I'm not going to try to change your mind about the book, but this is simply factually inaccurate. Sigil occupies one chapter of the book. There's lots of adventure-, story-, and campaign-building advice that's got nothing to do with "collective storytelling." There are lots of mechanics that aren't trap-based. To say that it's just those, and "the rest is Sigil," isn't even an exaggeration; it's just wrong.
 

I'm currently reading through the book. I really like what I have read so far. I'm going to be making a couple of campaion characters for this weekends game. I can never get enough GOOD GM advise.

Beldar
 

Honestly, how much more crunch IS there that show up for 4e? Especially DM only crunch?

Top of my head?

One thing that DM's everywhere always wanted but seldom had (except when delivered by someone in the community) is a Monster Manual format of NPC's of all levels. That book would sell like hot cakes, and would be well received as a chapter (or many) in a DM guide.

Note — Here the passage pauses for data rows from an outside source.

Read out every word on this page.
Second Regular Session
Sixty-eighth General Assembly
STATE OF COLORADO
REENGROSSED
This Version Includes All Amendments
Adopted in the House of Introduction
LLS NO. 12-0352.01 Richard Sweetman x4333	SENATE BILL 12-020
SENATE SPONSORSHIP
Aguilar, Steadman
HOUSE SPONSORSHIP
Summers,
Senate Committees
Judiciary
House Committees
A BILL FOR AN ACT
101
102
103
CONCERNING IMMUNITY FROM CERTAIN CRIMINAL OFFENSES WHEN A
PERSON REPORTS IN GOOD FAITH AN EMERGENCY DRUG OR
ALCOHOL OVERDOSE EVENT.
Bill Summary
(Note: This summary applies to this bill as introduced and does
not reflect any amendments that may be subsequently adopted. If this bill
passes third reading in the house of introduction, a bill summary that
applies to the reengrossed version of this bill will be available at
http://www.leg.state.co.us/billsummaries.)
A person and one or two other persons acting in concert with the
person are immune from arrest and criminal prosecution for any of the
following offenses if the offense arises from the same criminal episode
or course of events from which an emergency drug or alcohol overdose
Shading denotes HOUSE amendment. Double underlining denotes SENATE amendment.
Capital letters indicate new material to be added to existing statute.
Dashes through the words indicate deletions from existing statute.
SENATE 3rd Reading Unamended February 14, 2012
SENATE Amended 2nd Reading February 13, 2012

Even though the new system is miles ahead of 3.5 NPC rules, it still requires a lot of page flippin' and knowledge of the classes' powers, and with the number of powers available for each class, you're stuck making NPC's with the few classes you're familiar with.

But, hey, yay fluff!
 

I'm not going to try to change your mind about the book, but this is simply factually inaccurate. Sigil occupies one chapter of the book. There's lots of adventure-, story-, and campaign-building advice that's got nothing to do with "collective storytelling." There are lots of mechanics that aren't trap-based. To say that it's just those, and "the rest is Sigil," isn't even an exaggeration; it's just wrong.

Well I certainly didn't mean to step on your toes; I was speaking of impressions. The "paragon campaign" material and Sigil all blends together in my mind because 4E has this "paragon = Planescape or you're doing it wrong" vibe which turns me off. As it is, one chapter or no, that stuff is 40+ pages of a 220-page book. True, not half, but not exactly a trivial portion either. And I did say that stuff was good for those interested in the topic, even I personally am not.

I will say that there's a fairly significant section about "themed monsters" that I should have mentioned. The only reason I didn't is because I was already doing that with my homebrew stuff and so that section didn't register on my personal radar.